Leila Ahmed (1992) a montré que cette obsession autour de la question de l’oppression des femmes musulmanes prend ses racines dans les discours liés à la colonisation européenne. En effet, vers la fin du XIXème siècle, les administrateurs coloniaux ont lié voile et oppression patriarcale dans le but de démontrer l’infériorité des sociétés non-européennes. En s’appropriant le langage du féminisme naissant, les puissances coloniales pouvaient justifier

24

leur domination sur l’Asie et l’Afrique en se présentant comme les hérauts de la modernité éclairée. Bien entendu, ces mêmes hommes, qui critiquaient les musulmans et leur manière de traiter leurs femmes, étaient souvent farouchement opposés aux mouvements féministes dans leur propre pays. Or, ce genre d’argumentations est encore à l’œuvre de nos jours, par exemple dans la "guerre contre le terrorisme" lancée par l’administration Bush après le 11 septembre 2001. La volonté affichée d'améliorer le sort des femmes musulmanes, afghanes en l’occurrence, continue à être utilisée pour légitimer des actions politiques et militaires à visées impérialistes (Abu-Lughod, 2002). Cette imbrication problématique entre féminisme et racisme, donnant lieu à un racisme genré touchant spécifiquement les femmes musulmanes, a été mise en lumière par Christine Delphy dans le cas du débat sur le foulard en France (2006). Qu’on le veuille ou non, les images et les discours dominants dans les médias influencent aussi les questions de recherche et les analyses scientifiques. Comme le dit David Lepoutre à propos des jeunes vivant dans les banlieues françaises:

Ces espaces et les populations qui les occupent sont déjà sous les feux de la rampe. Ils sont par conséquent l’objet de discours préconstruits qui s’imposent à la pensée et orientent – ou désorientent - l’analyse (2001, p. 99).

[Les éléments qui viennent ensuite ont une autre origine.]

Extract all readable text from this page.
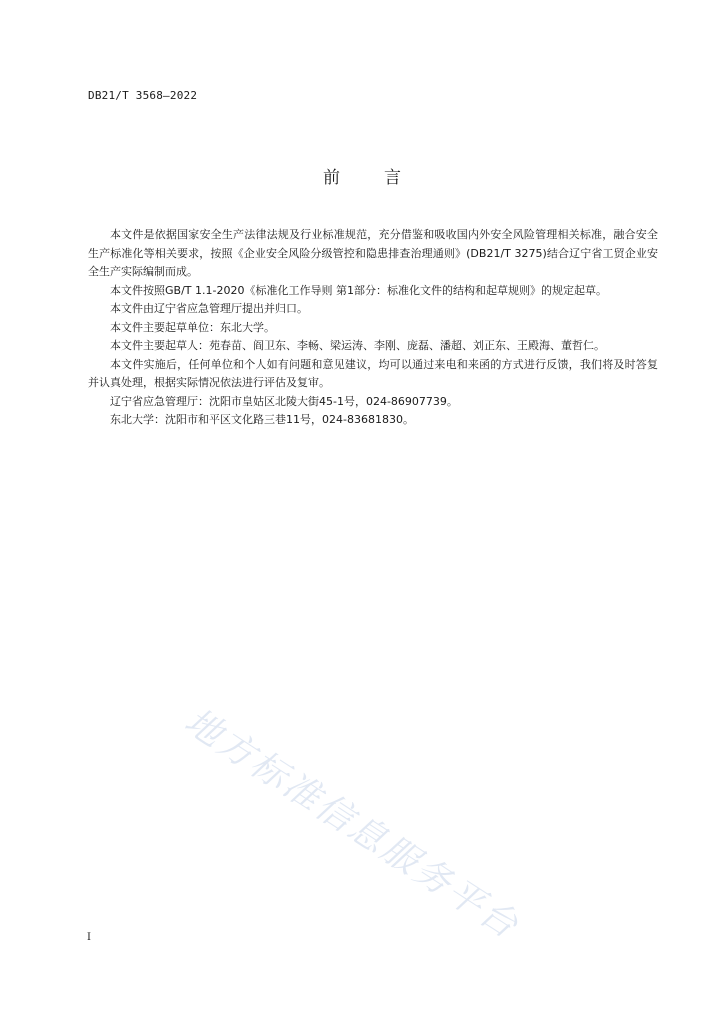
DB21/T 3568—2022
前言

本文件是依据国家安全生产法律法规及行业标准规范，充分借鉴和吸收国内外安全风险管理相关标准，融合安全生产标准化等相关要求，按照《企业安全风险分级管控和隐患排查治理通则》(DB21/T 3275)结合辽宁省工贸企业安全生产实际编制而成。

本文件按照GB/T 1.1-2020《标准化工作导则 第1部分：标准化文件的结构和起草规则》的规定起草。

本文件由辽宁省应急管理厅提出并归口。

本文件主要起草单位：东北大学。

本文件主要起草人：苑春苗、阎卫东、李畅、梁运涛、李刚、庞磊、潘超、刘正东、王殿海、董哲仁。

本文件实施后，任何单位和个人如有问题和意见建议，均可以通过来电和来函的方式进行反馈，我们将及时答复并认真处理，根据实际情况依法进行评估及复审。

辽宁省应急管理厅：沈阳市皇姑区北陵大街45-1号，024-86907739。

东北大学：沈阳市和平区文化路三巷11号，024-83681830。

地方标准信息服务平台
I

La persistance de l’image coloniale de "la" femme musulmane, avec ses biais ethnocentriques et racistes, forme un obstacle majeur à la compréhension du point de vue des femmes musulmanes dans le monde contemporain (Hoodfar, 2001, p. 440).

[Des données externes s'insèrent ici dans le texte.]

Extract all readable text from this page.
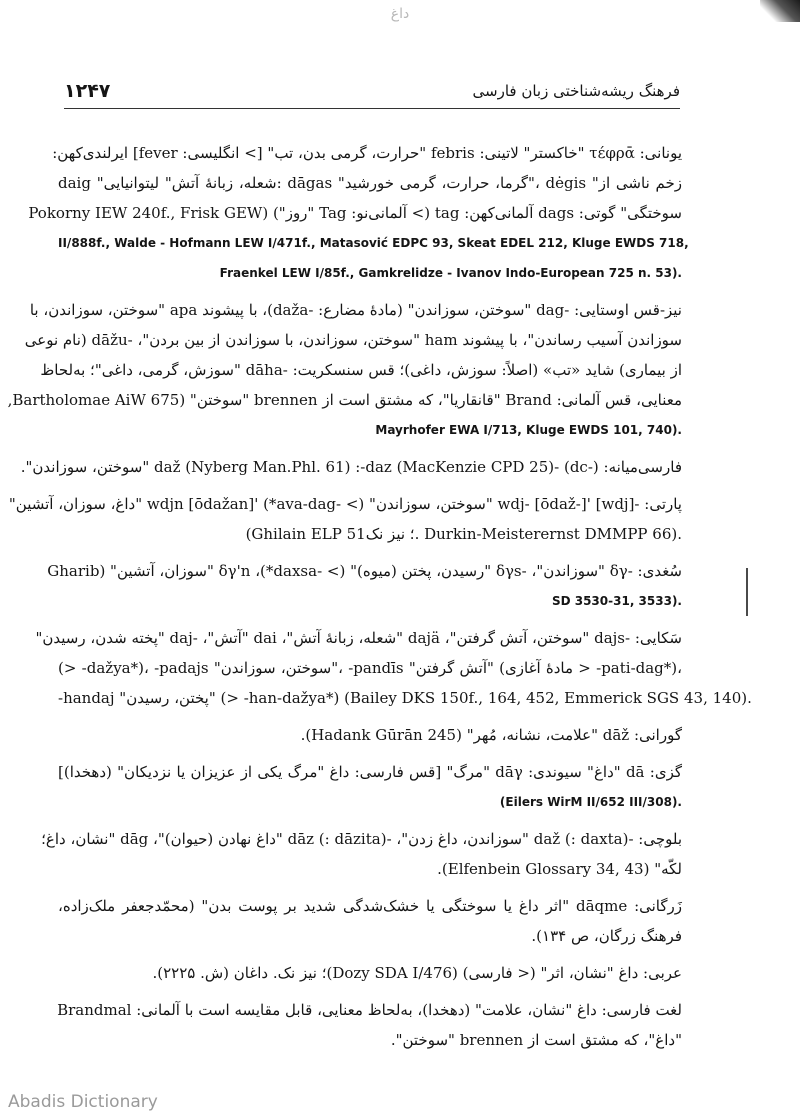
داغ
۱۲۴۷	فرهنگ ریشه‌شناختی زبان فارسی
یونانی: τέφρᾱ "خاکستر" لاتینی: febris "حرارت، گرمی بدن، تب" [> انگلیسی: fever] ایرلندی‌کهن:
daig "شعله، زبانهٔ آتش" لیتوانیایی: dāgas "گرما، حرارت، گرمی خورشید"، dėgis "زخم ناشی از
سوختگی" گوتی: dags آلمانی‌کهن: tag (> آلمانی‌نو: Tag "روز") (Pokorny IEW 240f., Frisk GEW
II/888f., Walde - Hofmann LEW I/471f., Matasović EDPC 93, Skeat EDEL 212, Kluge EWDS 718,
Fraenkel LEW I/85f., Gamkrelidze - Ivanov Indo-European 725 n. 53).
نیز-قس اوستایی: -dag "سوختن، سوزاندن" (مادهٔ مضارع: -daža)، با پیشوند apa "سوختن، سوزاندن، با
سوزاندن آسیب رساندن"، با پیشوند ham "سوختن، سوزاندن، با سوزاندن از بین بردن"، -dāžu (نام نوعی
از بیماری) شاید «تب» (اصلاً: سوزش، داغی)؛ قس سنسکریت: -dāha "سوزش، گرمی، داغی"؛ به‌لحاظ
معنایی، قس آلمانی: Brand "قانقاریا"، که مشتق است از brennen "سوختن" (Bartholomae AiW 675,
Mayrhofer EWA I/713, Kluge EWDS 101, 740).
فارسی‌میانه: (-dc) -daž (Nyberg Man.Phl. 61) :-daz (MacKenzie CPD 25) "سوختن، سوزاندن".
پارتی: -[wdj] 'wdj- [ōdaž-] "سوختن، سوزاندن" (> -ava-dag*) 'wdjn [ōdažan] "داغ، سوزان، آتشین"
(Ghilain ELP 51؛ نیز نک. Durkin-Meisterernst DMMPP 66).
سُغدی: -δγ "سوزاندن"، -δγs "رسیدن، پختن (میوه)" (> -daxsa*)، δγ'n "سوزان، آتشین" (Gharib
SD 3530-31, 3533).
سَکایی: -dajs "سوختن، آتش گرفتن"، dajä "شعله، زبانهٔ آتش"، dai "آتش"، -daj "پخته شدن، رسیدن"
(> -dažya*)، -padajs "سوختن، سوزاندن"، -pandīs "آتش گرفتن" (مادهٔ آغازی > -pati-dag*)،
-handaj "پختن، رسیدن" (> -han-dažya*) (Bailey DKS 150f., 164, 452, Emmerick SGS 43, 140).
گورانی: dāž "علامت، نشانه، مُهر" (Hadank Gūrān 245).
گزی: dā "داغ" سیوندی: dāγ "مرگ" [قس فارسی: داغ "مرگ یکی از عزیزان یا نزدیکان" (دهخدا)]
(Eilers WirM II/652 III/308).
بلوچی: -daž (: daxta) "سوزاندن، داغ زدن"، -dāz (: dāzita) "داغ نهادن (حیوان)"، dāg "نشان، داغ؛
لکّه" (Elfenbein Glossary 34, 43).
زَرگانی: dāqme "اثر داغ یا سوختگی یا خشک‌شدگی شدید بر پوست بدن" (محمّدجعفر ملک‌زاده،
فرهنگ زرگان، ص ۱۳۴).
عربی: داغ "نشان، اثر" (< فارسی) (Dozy SDA I/476)؛ نیز نک. داغان (ش. ۲۲۲۵).
لغت فارسی: داغ "نشان، علامت" (دهخدا)، به‌لحاظ معنایی، قابل مقایسه است با آلمانی: Brandmal
"داغ"، که مشتق است از brennen "سوختن".
Abadis Dictionary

J'ai signalé plus haut que les féministes actuelles, dites de la 3ème vague, ont pris conscience des erreurs des féministes occidentales blanches qui tendaient à imposer leurs préoccupations particulières à toutes les femmes sans prendre en compte les différenciations qui pouvaient exister entre elles. Par ailleurs, un nombre croissant de féminismes non occidentaux sont apparus de par le monde, au sein desquels les idées de base de ce mouvement sont reprises et adaptées aux situations locales particulières. Parmi eux, des féminismes musulmans gagnent en importance depuis les années 1990, ancrant leur discours et leurs pratiques dans les enseignements du Coran et des hadiths.

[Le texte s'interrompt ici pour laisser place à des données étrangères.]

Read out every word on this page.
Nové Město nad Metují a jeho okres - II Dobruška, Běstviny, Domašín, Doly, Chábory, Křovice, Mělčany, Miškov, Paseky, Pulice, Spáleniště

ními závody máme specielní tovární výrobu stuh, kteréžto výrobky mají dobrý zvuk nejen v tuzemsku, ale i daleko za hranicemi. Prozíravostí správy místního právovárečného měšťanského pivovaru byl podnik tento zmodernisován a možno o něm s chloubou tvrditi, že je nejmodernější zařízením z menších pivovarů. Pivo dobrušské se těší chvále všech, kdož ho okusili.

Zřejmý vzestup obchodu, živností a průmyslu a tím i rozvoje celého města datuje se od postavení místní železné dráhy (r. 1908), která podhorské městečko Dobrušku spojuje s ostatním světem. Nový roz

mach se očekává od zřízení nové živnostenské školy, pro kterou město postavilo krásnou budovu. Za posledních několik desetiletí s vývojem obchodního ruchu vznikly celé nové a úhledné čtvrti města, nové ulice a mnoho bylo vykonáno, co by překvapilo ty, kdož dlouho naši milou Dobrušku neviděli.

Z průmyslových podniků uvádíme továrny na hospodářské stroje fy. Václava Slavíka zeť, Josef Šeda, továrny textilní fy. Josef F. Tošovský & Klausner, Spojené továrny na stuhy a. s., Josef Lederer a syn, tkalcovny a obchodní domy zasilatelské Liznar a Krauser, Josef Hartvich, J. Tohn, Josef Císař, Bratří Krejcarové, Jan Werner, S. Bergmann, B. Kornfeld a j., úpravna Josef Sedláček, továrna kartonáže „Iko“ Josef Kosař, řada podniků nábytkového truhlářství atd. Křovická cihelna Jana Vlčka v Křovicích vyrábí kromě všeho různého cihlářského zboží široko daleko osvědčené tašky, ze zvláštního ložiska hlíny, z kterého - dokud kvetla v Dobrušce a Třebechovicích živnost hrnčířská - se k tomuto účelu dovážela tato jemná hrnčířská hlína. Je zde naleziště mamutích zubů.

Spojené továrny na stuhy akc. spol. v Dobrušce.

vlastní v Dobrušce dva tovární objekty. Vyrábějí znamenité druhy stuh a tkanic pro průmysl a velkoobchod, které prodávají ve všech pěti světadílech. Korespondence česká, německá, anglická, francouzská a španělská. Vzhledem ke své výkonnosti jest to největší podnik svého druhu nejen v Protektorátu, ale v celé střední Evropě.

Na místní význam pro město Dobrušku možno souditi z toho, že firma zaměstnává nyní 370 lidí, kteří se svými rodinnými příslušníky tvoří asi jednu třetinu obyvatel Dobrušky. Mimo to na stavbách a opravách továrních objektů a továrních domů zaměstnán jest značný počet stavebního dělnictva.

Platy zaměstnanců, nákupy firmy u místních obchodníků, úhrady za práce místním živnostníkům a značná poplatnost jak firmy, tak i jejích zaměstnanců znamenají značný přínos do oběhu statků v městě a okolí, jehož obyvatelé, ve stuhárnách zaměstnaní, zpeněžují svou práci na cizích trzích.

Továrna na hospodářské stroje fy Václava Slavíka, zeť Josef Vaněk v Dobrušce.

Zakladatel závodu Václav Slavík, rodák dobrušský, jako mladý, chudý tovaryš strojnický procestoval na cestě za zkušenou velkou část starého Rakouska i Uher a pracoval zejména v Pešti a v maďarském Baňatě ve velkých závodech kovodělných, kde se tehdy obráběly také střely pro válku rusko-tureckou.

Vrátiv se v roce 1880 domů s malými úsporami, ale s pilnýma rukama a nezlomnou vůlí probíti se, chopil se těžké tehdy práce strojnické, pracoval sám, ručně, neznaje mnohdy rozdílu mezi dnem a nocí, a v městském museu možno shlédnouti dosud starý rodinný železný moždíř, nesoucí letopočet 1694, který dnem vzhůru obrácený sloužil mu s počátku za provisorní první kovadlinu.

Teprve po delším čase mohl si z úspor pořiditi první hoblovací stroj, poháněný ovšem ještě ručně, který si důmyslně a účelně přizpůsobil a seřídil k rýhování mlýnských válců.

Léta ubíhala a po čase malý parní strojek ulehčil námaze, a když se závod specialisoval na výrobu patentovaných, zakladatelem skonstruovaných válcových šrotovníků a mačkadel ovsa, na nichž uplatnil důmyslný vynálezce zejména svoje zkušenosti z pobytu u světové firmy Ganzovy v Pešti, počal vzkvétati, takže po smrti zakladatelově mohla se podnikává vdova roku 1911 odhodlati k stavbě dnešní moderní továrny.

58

Pour ma part, je reprends les enseignements des études genre à mon compte dans la mesure où ils m’ont sensibilisée à l’omniprésence du biais androcentrique et à la nécessité de prendre en compte le genre dans une étude comme celle-ci. Cette approche me paraît judicieuse pour autant que l'on évite de tomber dans des discours stigmatisant les femmes musulmanes et qu'on refuse de les enfermer dans une réflexion se centrant uniquement sur la question de leur oppression.